陈虹的脸刷地一下红了,红到了耳根。她像受惊的兔子一样绞缠着自己的手指,我感觉她的身体在收缩,要隐藏,她的目光深深地收回到了眼睛深处,样子有些无助。
突然,她抬起头,狠狠地看着我,她刚才已经收回去的目光变得刀子样犀利:“成为,你为什么要欺负我?”
她的这种反应完全出乎我的意料,我有些傻了。
我感觉自己的脸也一下子红到了耳根,尴尬得不知所措。
陈虹长时间地绞缠着自己的手指,那手指修长细嫩,就像窗台上的盆景,柔弱无力,经不起一点点风浪。
陈虹的沉默宣示着她内心的极度动荡。
我的沉默说明我的心中空旷如荒原,找不到表达的方向。
突然,陈虹站起身来,说:“我还没给你倒水呢?”
我马上制止了她,说:“不倒了,我要走了。现在是上班时间。”
“那好吧。”
我说:“能不能把你的手机号告诉我,我可以给你发段子。”
“不。”她不加思索地说出这一个字,没想到她会这么干脆。
“能不能把你的E…mail告诉我?我也可以给你发段子。

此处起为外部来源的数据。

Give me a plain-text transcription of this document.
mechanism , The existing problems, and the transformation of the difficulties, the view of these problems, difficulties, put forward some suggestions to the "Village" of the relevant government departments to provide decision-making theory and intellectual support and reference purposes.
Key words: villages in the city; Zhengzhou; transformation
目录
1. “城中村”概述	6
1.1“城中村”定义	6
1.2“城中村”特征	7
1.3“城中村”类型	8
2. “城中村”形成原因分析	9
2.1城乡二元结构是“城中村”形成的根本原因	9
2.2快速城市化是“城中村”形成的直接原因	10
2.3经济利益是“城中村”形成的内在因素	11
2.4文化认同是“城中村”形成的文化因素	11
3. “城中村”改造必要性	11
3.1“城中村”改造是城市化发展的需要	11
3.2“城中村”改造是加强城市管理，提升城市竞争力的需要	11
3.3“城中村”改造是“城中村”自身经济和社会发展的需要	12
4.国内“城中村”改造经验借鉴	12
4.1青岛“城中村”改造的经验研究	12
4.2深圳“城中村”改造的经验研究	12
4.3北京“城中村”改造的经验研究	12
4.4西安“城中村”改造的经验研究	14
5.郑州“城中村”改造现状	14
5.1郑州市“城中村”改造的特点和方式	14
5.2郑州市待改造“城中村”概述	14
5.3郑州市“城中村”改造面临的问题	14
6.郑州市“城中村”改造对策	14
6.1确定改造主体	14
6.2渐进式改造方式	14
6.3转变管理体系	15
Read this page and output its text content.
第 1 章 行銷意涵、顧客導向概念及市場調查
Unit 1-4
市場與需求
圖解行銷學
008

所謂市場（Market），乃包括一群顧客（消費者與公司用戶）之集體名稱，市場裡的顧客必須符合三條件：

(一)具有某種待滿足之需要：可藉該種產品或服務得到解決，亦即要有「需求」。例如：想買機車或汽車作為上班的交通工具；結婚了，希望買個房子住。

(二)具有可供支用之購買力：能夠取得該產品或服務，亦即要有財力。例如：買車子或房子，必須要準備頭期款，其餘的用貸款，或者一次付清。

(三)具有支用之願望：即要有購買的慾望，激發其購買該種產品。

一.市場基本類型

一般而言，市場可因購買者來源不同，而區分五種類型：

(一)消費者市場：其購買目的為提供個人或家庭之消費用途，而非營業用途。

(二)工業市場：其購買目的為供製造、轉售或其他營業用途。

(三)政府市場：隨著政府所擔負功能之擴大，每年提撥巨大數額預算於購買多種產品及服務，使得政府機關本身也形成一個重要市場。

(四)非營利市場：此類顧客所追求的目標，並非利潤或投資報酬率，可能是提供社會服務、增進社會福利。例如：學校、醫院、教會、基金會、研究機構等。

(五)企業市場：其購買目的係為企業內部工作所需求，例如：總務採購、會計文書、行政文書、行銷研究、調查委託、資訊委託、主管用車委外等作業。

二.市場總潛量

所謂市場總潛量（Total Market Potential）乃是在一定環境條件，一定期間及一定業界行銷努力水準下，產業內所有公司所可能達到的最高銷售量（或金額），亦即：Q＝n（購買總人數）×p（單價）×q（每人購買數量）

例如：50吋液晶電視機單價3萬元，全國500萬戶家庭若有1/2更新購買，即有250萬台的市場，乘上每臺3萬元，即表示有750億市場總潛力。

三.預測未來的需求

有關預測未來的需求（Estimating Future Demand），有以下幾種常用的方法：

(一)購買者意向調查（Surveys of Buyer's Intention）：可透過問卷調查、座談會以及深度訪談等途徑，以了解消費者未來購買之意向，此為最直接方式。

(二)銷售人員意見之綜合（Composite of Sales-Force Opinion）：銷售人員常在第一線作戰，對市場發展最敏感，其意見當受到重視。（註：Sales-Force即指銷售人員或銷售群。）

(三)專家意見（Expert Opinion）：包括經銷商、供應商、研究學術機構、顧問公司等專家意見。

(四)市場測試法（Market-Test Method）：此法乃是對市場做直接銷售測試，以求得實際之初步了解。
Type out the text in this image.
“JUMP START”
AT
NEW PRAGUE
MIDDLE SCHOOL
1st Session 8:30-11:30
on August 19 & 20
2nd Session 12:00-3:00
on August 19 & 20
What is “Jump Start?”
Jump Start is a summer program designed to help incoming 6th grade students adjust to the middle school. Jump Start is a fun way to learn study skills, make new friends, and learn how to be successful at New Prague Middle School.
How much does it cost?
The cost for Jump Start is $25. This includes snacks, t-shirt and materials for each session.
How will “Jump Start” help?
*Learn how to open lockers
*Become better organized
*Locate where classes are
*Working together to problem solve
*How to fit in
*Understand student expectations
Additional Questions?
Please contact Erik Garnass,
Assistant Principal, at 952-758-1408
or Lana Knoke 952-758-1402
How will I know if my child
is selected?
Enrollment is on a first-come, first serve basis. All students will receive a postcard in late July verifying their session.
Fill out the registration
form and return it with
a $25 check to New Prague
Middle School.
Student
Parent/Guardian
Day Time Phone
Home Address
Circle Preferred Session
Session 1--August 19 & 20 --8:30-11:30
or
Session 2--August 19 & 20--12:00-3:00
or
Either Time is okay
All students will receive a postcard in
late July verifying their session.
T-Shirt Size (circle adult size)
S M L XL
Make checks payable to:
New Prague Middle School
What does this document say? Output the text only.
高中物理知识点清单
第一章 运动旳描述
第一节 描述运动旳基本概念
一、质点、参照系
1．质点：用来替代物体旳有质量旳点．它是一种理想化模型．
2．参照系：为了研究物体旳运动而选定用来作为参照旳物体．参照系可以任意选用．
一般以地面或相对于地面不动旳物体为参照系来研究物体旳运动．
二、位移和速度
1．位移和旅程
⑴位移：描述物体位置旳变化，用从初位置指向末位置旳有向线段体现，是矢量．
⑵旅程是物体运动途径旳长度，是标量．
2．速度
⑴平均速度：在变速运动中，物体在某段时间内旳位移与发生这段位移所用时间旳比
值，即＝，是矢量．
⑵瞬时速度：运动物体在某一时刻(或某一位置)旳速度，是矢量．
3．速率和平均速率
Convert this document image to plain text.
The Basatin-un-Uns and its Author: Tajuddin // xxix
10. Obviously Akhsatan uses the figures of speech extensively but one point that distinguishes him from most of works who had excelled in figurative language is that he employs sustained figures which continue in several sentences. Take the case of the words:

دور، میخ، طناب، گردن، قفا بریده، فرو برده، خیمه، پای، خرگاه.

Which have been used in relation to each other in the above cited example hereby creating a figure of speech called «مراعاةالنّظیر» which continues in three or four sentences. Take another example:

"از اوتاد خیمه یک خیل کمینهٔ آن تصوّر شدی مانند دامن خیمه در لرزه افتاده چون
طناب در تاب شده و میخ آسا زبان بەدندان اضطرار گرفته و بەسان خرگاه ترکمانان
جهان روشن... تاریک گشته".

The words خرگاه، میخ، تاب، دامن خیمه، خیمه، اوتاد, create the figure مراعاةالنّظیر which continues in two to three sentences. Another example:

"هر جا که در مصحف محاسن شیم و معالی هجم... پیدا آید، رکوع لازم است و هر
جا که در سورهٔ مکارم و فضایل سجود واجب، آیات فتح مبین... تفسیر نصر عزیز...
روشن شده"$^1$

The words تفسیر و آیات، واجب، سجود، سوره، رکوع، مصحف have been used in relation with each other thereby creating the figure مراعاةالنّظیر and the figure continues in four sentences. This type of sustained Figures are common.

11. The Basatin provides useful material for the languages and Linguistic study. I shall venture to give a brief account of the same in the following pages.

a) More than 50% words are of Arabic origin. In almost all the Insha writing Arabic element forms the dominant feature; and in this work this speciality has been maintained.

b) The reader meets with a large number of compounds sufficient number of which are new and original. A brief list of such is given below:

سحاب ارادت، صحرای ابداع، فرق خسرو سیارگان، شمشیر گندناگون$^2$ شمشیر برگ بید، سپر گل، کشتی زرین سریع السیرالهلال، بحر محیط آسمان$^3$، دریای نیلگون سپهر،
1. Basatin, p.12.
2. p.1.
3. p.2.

”
“我没有。”
我沮丧到了极点,胸腔里浊气污水肆意泛滥。我说:“那好吧,我走了。”
在我临出门时,陈虹在身后说:“我真的没有E…mail。”
“我知道了。”我以一个失败者的姿态向她凄然一笑,摆了摆手,离开了财务处。
第二章
张强是个有趣的哥们,他大学毕业四年,今年刚刚评上中级职称。一个人住在生活区的一栋旧楼的小套房里,那房子只有两居室,一间是卧室,一间是客厅。
这个家里唯一有点现代化气息的就是一台电脑和一套高档音响。张强有足足一米高的一摞CD,我翻了翻,基本都是英文法文,还有一些日文的CD。
张强的电脑打开着,他竟然上的是强国论坛。我说:“哇噻,兰石化还有忧国忧民之士。”
张强说:“兰石化什么鸟都有,一个近十万人的工业基地,没几个忧国忧民的鸟岂不正常。”
“你是左派还是右派?”
“我当然是左派了,男人撒尿的时候鸡巴都向左偏。”
“那我就是中间派了。哈哈。”
“你小子有种,鸡巴左右逢源。那像我呀,干事儿的时候只能向左挺进。哈哈哈。”
我说:“你是毛派还是格瓦拉派?”
张强说:“我是贫下中农派,哈哈哈。”
我和张强喝酒,他准备了一箱子啤酒,喝一瓶打一瓶。这种习惯应该属于一个恪守规矩的男人,大概学工的人潜意识中都有一张谱表,凡事都不由自主地受其指引。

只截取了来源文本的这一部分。